The boycott had 90% compliance, and even white citizens bought less because those in labor unions refused to cross picket lines to shop. By Easter Sunday, 21 April 1962, downtown stores lost over one million dollars of profit.

For the next two months, the sit-ins and picketing continued. On 19 May 1962, just after a visit from Governor George Wallace, students and the CSC met in front of the courthouse to release balloons with slogans and messages on equality.

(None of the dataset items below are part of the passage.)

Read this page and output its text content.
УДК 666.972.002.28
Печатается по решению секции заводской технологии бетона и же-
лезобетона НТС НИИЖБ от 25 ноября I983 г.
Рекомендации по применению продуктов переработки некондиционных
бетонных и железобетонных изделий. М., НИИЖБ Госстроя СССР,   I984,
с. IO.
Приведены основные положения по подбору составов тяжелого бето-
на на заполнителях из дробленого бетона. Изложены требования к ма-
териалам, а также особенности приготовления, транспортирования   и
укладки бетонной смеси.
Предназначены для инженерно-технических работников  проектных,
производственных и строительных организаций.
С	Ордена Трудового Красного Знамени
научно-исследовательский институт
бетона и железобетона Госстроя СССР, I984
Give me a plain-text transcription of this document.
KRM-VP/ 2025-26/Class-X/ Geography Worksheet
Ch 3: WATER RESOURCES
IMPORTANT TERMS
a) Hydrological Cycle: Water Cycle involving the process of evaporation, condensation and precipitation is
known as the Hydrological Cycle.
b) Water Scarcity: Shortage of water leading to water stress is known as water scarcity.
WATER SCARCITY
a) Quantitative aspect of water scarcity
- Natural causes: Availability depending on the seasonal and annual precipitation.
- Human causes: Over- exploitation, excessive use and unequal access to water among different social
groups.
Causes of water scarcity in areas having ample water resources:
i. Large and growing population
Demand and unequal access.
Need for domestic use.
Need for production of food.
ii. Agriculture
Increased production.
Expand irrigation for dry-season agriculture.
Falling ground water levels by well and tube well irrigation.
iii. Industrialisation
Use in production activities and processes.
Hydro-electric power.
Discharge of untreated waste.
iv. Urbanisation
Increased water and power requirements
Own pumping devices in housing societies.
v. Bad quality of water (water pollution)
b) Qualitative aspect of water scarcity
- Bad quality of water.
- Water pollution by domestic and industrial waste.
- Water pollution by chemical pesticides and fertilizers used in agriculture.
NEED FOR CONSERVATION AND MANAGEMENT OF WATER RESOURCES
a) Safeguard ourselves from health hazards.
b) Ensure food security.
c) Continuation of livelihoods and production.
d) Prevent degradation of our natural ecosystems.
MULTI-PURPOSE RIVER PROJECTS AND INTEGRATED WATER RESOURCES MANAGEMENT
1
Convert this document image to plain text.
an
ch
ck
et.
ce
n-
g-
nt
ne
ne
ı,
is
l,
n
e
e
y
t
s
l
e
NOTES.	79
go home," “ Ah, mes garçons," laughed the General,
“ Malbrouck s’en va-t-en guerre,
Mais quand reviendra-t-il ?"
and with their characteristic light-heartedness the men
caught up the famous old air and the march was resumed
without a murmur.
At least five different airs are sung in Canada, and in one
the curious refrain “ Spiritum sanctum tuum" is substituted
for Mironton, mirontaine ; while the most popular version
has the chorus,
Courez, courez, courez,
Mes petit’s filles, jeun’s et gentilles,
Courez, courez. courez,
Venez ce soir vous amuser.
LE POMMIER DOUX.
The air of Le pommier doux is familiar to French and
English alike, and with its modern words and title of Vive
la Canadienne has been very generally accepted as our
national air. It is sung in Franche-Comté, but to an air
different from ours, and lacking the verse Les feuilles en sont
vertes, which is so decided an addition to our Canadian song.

A few weeks later, Mayor Searcy formed a biracial committee to negotiate with store managers. On 9 July 1962, the city council began a three-day trial period of desegregation. All eight lunch counters and other public areas opened up to all races. On 11 May 1962, Huntsville became the first racially integrated city in Alabama.

Sources

Cashin, Sheryll. The Agitator's Daughter: A Memoir of Four Generations of One Extraordinary African-American Family. 1st ed. New York: PublicAffairs, 2008. 132-148. Print.

Fisher, Holly. "OAKWOOD COLLEGE STUDENTS' QUEST FOR SOCIAL JUSTICE BEFORE AND DURING THE CIVIL RIGHTS ERA." The Journal of African American History 88.2 (2003): 110-25. ProQuest. Web. 14 Apr. 2014.

Hereford, Sonnie. Beside the Troubled Waters : A Black Doctor Remembers Life, Medicine, and Civil Rights in an Alabama Town. 2nd edition. Tuscaloosa: University of Alabama Press, 2011. 86-110. eBook.